During the flyby, JUICE used its JMCs to capture images of the Earth and the Moon.

JUICE Monitoring Camera 2 captured this image of the Moon as it flew past it on August 10th. “A closer look reveals a casual ‘photobomber’ – Earth shows itself as a dark circle outlined by a light crescent at the top centre of the image, peeking out from behind the spacecraft structure (look just above the fuzzy blue blob, which itself is a ghost image caused by the reflection of sunlight),” the ESA writes. CREDIT
ESA/Juice/JMC. ACKNOWLEDGEMENTS: Simeon Schmauß & Mark McCaughrean. LICENCE: CC BY-SA 3.0 IGO

It also used eight of its ten instruments to collect scientific data from Earth and all ten for the Moon.

“The timing and location of this double flyby allows us to thoroughly study the behaviour of Juice’s instruments,” explains Claire Vallat, Juice Operations Scientist.

JMC 1 captured this image of the Moon during the lunar flyby. CREDIT: ESA/Juice/JMC. ACKNOWLEDGEMENTS: Simeon Schmauß & Mark McCaughrean. LICENCE: CC BY-SA 3.0 IGO

JUICE’s main science camera is JANUS, a high-resolution optical camera. Its role is to capture detailed images of the surface of Ganymede, Callisto, and Europa. The JUICE team used JANUS to capture more than 400 preliminary views of the Earth and the Moon.

“After more than 12 years of work to propose, build and verify the instrument, this is the first opportunity to see first-hand data similar to those we will acquire in the Jupiter system starting in 2031,” says Pasquale Palumbo, a researcher at INAF in Rome and principal investigator of the team that designed, tested and calibrated the Janus camera.

The Moon’s pockmarked surface as revealed by JANUS. Image Credit:

“Even though the flyby was planned exclusively to facilitate the interplanetary journey to Jupiter, all the instruments on board the probe took advantage of the passage near the Moon and Earth to acquire data, test operations and processing techniques with the advantage of already knowing what we were observing,” said Palumbo.

Earth was imaged at dawn on August 20, 2024, by the JANUS optical camera aboard JUICE. The image shows the island of Hawai’i (the dark spot on the left), the largest island in the Hawaiian archipelago in the central Pacific of the United States. The view is very low, after a short while the Earth left the field of view of JANUS. Credits: JANUS team (INAF, ASI, DLR, CSIC-IAA, OpenUniversity, CISAS-Università di Padova and other international partners)

These early-mission images are whetting our appetite for when the real fun starts in seven years. JUICE will reach the Jovian system in July 2031 and will do 35 flybys of the gas giant’s icy moons. Then, in December 2034, it will enter orbit around Ganymede.

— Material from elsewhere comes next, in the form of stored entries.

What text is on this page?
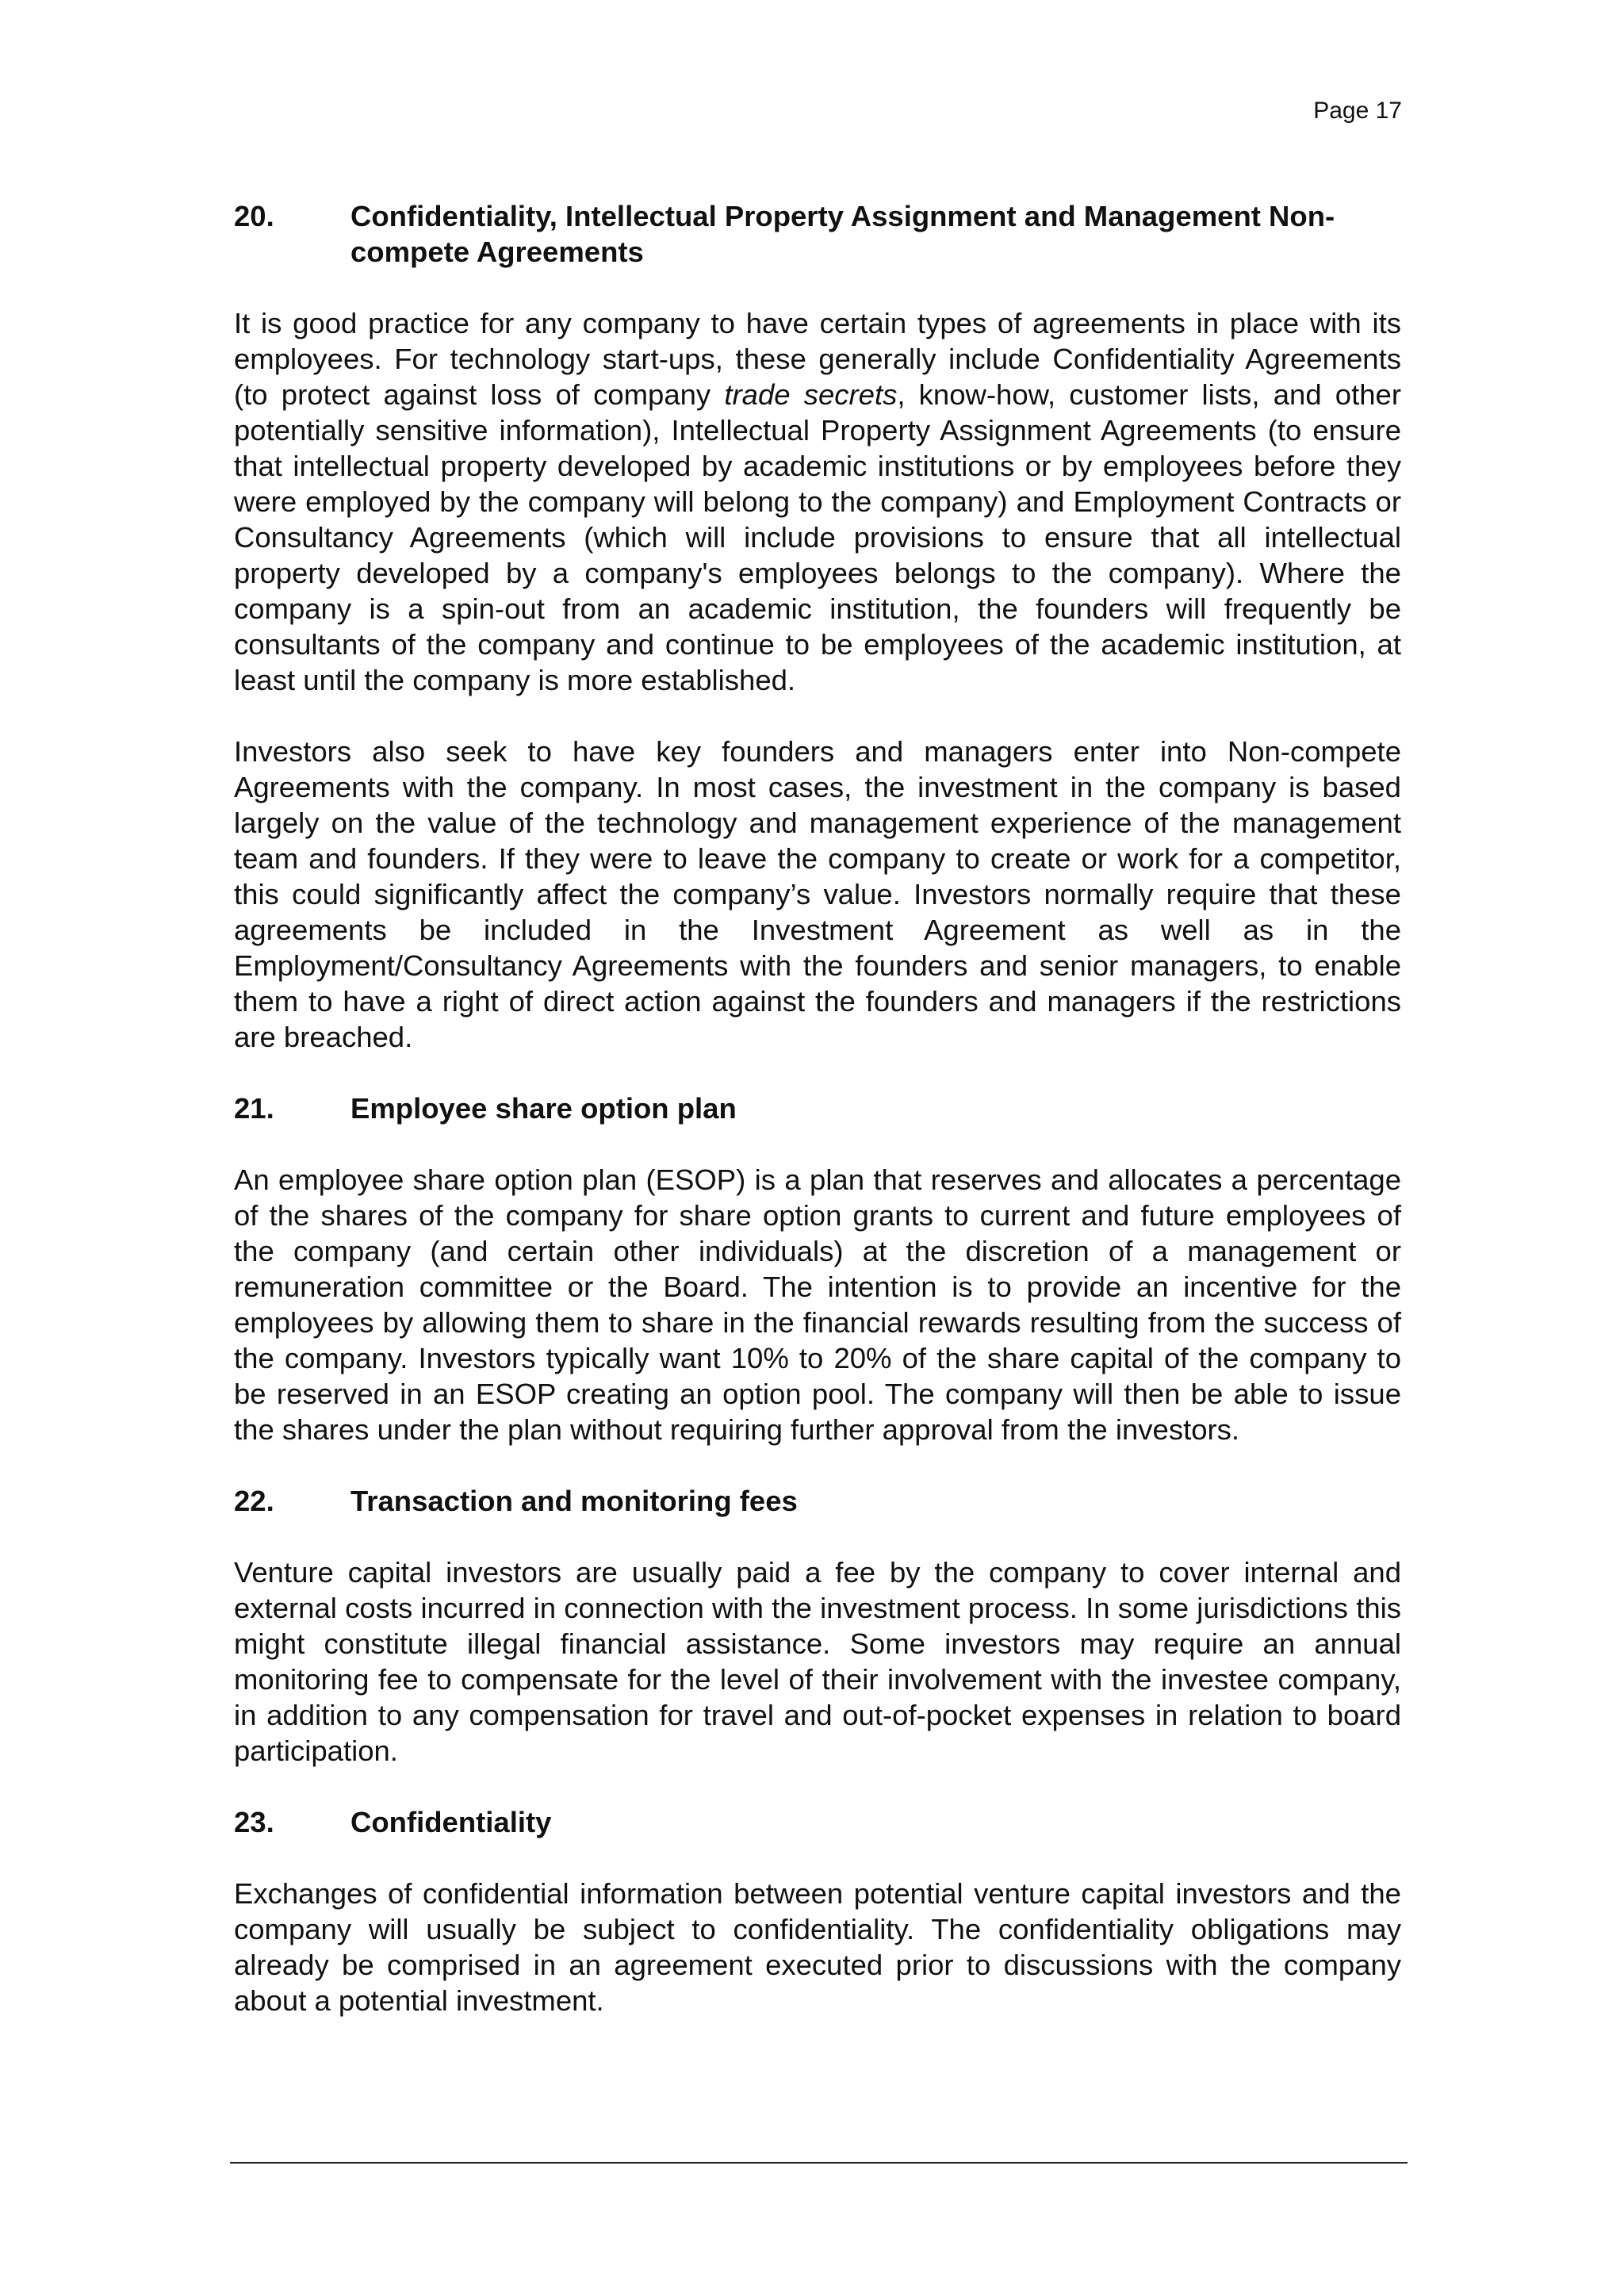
Page 17

20.	Confidentiality, Intellectual Property Assignment and Management Non-compete Agreements

It is good practice for any company to have certain types of agreements in place with its employees. For technology start-ups, these generally include Confidentiality Agreements (to protect against loss of company trade secrets, know-how, customer lists, and other potentially sensitive information), Intellectual Property Assignment Agreements (to ensure that intellectual property developed by academic institutions or by employees before they were employed by the company will belong to the company) and Employment Contracts or Consultancy Agreements (which will include provisions to ensure that all intellectual property developed by a company's employees belongs to the company). Where the company is a spin-out from an academic institution, the founders will frequently be consultants of the company and continue to be employees of the academic institution, at least until the company is more established.

Investors also seek to have key founders and managers enter into Non-compete Agreements with the company. In most cases, the investment in the company is based largely on the value of the technology and management experience of the management team and founders. If they were to leave the company to create or work for a competitor, this could significantly affect the company’s value. Investors normally require that these agreements be included in the Investment Agreement as well as in the Employment/Consultancy Agreements with the founders and senior managers, to enable them to have a right of direct action against the founders and managers if the restrictions are breached.

21.	Employee share option plan

An employee share option plan (ESOP) is a plan that reserves and allocates a percentage of the shares of the company for share option grants to current and future employees of the company (and certain other individuals) at the discretion of a management or remuneration committee or the Board. The intention is to provide an incentive for the employees by allowing them to share in the financial rewards resulting from the success of the company. Investors typically want 10% to 20% of the share capital of the company to be reserved in an ESOP creating an option pool. The company will then be able to issue the shares under the plan without requiring further approval from the investors.

22.	Transaction and monitoring fees

Venture capital investors are usually paid a fee by the company to cover internal and external costs incurred in connection with the investment process. In some jurisdictions this might constitute illegal financial assistance. Some investors may require an annual monitoring fee to compensate for the level of their involvement with the investee company, in addition to any compensation for travel and out-of-pocket expenses in relation to board participation.

23.	Confidentiality

Exchanges of confidential information between potential venture capital investors and the company will usually be subject to confidentiality. The confidentiality obligations may already be comprised in an agreement executed prior to discussions with the company about a potential investment.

There is growing evidence that Europa, Ganymede, and Callisto have warm, salty oceans buried under thick layers of ice. These are prime targets in our search for life. But, maddeningly, we don’t know for sure if they could support life or even if the oceans are real.

Hopefully, JUICE can tell us. But it can’t do that without these risky, early-mission maneuvers.